Why use `jnp.matmul` and `jnp.swapaxes` instead of `@` and `.T`, respectively?

The Week 2 assignment says the following:

Also take into account that the real tensors are far more complex than the toy ones you just played with. Because of this avoid using shortened operations such as @ for dot product or .T for transposing. Use jnp.matmul() and jnp.swapaxes() instead.

However, using the jnp functions doesn’t improve execution time in the following experiment:

Is this experiment misleading in some way? Is there a reason other than execution time to favor the jnp functions?
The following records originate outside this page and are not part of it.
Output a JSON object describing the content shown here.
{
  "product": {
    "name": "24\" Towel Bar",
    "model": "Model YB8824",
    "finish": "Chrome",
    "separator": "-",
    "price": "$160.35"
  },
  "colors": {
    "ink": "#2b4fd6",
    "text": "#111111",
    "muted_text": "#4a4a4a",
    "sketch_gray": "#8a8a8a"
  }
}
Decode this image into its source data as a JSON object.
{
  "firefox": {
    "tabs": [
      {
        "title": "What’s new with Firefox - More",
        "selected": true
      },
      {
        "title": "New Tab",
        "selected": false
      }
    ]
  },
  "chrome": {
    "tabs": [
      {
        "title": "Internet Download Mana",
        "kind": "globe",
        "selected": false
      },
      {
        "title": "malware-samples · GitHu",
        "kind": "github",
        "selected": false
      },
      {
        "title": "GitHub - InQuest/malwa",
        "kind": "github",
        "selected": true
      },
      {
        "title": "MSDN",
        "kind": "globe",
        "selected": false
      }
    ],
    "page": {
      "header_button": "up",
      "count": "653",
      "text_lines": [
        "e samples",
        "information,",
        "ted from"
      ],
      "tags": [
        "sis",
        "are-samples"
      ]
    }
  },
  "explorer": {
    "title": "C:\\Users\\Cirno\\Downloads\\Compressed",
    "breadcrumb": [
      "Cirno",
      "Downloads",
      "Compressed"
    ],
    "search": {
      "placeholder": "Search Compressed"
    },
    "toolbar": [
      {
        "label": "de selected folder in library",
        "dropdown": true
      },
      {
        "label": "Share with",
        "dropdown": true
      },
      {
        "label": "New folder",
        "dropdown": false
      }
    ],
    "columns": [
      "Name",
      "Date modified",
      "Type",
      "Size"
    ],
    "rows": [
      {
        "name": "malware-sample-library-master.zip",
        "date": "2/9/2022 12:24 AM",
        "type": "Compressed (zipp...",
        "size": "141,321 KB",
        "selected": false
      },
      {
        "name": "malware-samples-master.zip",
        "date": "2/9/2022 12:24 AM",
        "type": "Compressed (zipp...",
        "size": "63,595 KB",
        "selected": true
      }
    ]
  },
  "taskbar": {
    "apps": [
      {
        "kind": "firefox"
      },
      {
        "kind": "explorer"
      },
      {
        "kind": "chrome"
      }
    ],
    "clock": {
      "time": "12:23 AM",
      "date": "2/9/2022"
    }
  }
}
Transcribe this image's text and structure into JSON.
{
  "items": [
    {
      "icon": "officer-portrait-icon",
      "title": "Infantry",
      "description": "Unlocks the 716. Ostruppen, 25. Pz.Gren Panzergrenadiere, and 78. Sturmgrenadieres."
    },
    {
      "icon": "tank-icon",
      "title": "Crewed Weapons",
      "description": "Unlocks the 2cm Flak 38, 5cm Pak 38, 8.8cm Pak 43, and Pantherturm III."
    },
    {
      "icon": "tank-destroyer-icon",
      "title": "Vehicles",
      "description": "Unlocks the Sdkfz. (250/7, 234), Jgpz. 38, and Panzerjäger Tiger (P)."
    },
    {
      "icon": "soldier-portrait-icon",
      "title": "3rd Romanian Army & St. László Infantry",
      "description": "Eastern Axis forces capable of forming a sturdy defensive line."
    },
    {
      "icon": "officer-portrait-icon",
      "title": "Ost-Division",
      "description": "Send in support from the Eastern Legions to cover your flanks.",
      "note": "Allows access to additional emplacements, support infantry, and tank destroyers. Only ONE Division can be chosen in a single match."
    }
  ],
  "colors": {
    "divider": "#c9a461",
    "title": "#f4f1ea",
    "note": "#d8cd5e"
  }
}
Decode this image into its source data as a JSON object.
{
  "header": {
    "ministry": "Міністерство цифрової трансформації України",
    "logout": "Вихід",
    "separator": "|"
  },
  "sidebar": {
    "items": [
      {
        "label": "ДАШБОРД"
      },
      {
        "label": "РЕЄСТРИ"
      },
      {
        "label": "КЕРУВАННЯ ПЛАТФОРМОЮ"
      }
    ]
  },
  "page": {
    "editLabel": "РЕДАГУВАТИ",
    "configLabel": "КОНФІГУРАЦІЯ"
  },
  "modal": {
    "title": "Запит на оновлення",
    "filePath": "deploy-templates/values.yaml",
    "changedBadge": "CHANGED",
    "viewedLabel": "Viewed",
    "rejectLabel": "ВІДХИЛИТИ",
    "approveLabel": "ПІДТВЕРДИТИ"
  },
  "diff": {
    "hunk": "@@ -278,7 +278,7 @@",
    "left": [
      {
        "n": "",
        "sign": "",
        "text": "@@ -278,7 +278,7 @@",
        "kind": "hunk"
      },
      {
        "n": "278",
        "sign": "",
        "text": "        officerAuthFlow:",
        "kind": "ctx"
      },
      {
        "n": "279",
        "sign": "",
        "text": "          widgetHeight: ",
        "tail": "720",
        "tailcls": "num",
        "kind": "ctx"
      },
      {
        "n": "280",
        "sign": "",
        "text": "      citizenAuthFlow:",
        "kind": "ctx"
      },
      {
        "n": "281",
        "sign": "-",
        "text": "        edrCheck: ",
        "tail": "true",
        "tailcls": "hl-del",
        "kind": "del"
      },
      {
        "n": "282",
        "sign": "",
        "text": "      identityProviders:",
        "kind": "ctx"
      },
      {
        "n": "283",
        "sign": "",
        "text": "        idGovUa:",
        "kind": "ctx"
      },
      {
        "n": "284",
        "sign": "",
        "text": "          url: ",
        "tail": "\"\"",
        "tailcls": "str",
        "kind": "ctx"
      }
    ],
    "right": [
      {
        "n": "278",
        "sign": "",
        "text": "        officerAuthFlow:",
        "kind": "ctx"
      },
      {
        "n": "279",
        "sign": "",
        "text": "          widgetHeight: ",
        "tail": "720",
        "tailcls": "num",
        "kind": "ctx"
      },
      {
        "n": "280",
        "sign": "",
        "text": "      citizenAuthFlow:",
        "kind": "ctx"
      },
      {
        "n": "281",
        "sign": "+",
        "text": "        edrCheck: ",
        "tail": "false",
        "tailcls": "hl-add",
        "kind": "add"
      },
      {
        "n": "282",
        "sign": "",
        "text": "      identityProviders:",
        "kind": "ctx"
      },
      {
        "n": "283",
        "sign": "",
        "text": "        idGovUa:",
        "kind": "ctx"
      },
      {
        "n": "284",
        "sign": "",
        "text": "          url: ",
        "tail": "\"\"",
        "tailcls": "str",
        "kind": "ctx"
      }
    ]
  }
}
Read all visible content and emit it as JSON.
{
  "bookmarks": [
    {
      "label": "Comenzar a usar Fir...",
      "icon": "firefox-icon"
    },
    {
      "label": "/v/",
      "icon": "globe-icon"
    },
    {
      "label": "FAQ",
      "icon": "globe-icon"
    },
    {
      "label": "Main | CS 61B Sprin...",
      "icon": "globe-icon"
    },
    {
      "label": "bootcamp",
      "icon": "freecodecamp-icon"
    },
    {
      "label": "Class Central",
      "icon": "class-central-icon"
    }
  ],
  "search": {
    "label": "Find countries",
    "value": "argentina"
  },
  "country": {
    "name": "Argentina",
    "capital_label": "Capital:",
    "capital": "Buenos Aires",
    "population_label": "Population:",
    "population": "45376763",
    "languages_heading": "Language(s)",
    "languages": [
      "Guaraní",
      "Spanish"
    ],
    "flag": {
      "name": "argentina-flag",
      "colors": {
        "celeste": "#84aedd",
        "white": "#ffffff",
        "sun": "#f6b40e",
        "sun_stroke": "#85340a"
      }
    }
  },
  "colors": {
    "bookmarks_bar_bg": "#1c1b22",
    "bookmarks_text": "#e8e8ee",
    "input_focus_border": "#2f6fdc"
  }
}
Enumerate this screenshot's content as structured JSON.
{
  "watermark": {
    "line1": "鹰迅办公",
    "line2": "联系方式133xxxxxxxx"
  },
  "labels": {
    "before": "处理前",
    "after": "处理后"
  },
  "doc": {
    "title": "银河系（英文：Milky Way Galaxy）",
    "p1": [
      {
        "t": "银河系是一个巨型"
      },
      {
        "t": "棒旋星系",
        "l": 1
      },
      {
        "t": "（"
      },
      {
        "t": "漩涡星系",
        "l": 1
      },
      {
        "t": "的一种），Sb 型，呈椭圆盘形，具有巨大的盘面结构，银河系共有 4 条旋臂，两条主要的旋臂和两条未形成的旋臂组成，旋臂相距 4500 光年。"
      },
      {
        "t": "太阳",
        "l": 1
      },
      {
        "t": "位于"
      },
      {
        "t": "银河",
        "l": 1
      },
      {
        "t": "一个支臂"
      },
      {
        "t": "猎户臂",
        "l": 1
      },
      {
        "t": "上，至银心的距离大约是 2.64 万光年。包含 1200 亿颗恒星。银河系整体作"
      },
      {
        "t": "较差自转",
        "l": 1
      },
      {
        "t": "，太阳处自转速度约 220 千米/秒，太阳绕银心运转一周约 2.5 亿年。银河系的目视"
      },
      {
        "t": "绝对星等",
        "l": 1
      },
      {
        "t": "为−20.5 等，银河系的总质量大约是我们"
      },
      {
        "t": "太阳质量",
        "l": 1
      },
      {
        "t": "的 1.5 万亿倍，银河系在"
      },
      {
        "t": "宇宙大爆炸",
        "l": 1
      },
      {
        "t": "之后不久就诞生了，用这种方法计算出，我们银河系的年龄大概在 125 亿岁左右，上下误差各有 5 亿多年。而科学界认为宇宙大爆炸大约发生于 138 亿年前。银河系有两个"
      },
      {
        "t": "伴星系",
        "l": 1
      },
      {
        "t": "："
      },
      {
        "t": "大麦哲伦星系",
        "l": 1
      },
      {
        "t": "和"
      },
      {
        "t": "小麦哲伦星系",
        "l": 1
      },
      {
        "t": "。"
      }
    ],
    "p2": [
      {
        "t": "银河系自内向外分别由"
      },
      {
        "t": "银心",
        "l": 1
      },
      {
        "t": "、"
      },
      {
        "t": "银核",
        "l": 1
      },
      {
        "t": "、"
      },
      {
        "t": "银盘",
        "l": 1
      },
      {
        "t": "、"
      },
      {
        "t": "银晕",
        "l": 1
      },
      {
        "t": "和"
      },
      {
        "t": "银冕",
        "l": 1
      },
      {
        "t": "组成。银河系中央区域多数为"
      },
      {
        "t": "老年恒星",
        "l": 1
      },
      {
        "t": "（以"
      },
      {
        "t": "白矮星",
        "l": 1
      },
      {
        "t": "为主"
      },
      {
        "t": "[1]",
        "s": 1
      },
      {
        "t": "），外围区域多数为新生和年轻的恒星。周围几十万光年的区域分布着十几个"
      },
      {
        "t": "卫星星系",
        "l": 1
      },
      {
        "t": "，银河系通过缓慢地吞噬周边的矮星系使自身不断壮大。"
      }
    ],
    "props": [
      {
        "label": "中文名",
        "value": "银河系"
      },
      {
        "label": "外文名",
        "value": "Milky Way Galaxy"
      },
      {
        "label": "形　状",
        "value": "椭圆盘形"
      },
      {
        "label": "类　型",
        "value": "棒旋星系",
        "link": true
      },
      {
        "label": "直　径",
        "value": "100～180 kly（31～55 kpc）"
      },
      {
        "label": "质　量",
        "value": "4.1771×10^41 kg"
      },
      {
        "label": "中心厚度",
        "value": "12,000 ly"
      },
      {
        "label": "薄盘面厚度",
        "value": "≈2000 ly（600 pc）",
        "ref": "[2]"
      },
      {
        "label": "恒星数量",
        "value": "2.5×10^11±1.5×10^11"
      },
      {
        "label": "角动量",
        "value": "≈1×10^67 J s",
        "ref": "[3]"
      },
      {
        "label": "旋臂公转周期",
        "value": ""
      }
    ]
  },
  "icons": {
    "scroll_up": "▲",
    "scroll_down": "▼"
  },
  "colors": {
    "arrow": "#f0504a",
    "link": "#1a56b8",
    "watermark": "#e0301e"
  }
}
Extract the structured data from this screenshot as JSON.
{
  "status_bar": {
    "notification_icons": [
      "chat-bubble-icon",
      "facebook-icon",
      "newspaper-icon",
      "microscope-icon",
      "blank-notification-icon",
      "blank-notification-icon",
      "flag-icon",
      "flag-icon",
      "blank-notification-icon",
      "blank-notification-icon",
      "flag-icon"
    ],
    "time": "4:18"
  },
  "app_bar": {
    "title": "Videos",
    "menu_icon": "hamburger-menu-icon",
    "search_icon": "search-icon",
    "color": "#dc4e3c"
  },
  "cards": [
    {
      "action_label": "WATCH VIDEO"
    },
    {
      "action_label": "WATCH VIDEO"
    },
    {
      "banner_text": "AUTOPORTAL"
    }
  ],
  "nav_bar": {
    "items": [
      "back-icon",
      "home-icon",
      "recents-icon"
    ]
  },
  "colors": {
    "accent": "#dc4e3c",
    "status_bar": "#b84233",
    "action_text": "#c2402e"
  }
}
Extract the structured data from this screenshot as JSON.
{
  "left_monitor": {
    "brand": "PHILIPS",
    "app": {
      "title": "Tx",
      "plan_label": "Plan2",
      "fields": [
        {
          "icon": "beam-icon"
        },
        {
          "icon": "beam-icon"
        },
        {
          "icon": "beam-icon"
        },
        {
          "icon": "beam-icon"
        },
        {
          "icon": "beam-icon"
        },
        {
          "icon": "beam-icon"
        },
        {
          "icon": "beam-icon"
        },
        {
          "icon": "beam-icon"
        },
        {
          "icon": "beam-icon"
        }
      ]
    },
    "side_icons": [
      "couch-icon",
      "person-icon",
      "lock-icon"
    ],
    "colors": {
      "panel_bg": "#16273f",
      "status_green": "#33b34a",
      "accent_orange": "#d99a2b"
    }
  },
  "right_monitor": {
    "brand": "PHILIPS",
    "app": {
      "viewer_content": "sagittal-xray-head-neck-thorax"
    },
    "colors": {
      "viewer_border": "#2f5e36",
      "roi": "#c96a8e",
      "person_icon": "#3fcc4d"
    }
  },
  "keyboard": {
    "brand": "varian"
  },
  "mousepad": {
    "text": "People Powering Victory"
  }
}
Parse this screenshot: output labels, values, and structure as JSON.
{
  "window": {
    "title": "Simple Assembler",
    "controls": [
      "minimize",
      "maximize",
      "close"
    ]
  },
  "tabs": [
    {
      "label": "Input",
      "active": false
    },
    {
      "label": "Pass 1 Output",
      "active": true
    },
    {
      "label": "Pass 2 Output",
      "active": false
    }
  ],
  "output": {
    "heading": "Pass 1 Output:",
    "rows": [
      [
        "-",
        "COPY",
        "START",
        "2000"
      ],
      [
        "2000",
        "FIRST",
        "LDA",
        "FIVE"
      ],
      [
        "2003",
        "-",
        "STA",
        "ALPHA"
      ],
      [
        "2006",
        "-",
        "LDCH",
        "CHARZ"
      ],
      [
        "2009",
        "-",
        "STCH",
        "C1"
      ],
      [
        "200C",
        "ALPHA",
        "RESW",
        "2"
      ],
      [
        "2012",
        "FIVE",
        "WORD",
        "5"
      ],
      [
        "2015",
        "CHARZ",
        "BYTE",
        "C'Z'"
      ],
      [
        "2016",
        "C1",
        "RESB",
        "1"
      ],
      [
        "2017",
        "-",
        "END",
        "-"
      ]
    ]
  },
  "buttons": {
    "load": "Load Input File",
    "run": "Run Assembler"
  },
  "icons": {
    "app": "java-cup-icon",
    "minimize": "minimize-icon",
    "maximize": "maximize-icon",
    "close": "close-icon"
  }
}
Or is the advice to use those functions misguided?

It seems to me those few instructions written here are very basic and I would guess because they perform basic operations there would not be much differrence in speed of accessing memory.

But it has been proven from much more complicated operations that jax is faster than numpy and specifically when training ML jax based models.

In the screenshot I show an example of multiplying a 10k x 10k matrix, and it takes ~14.5s either way.

I believe that Jax can be faster than NumPy, especially when it uses a GPU. I’m pretty sure that’s not what’s at issue here – surely @ with Jax arrays will still use Jax rather than reverting to NumPy somehow. I suspect it’s not actually doing anything different from jnp.matmul, so that we might as well use the notationally simpler operator, but I’m not sure.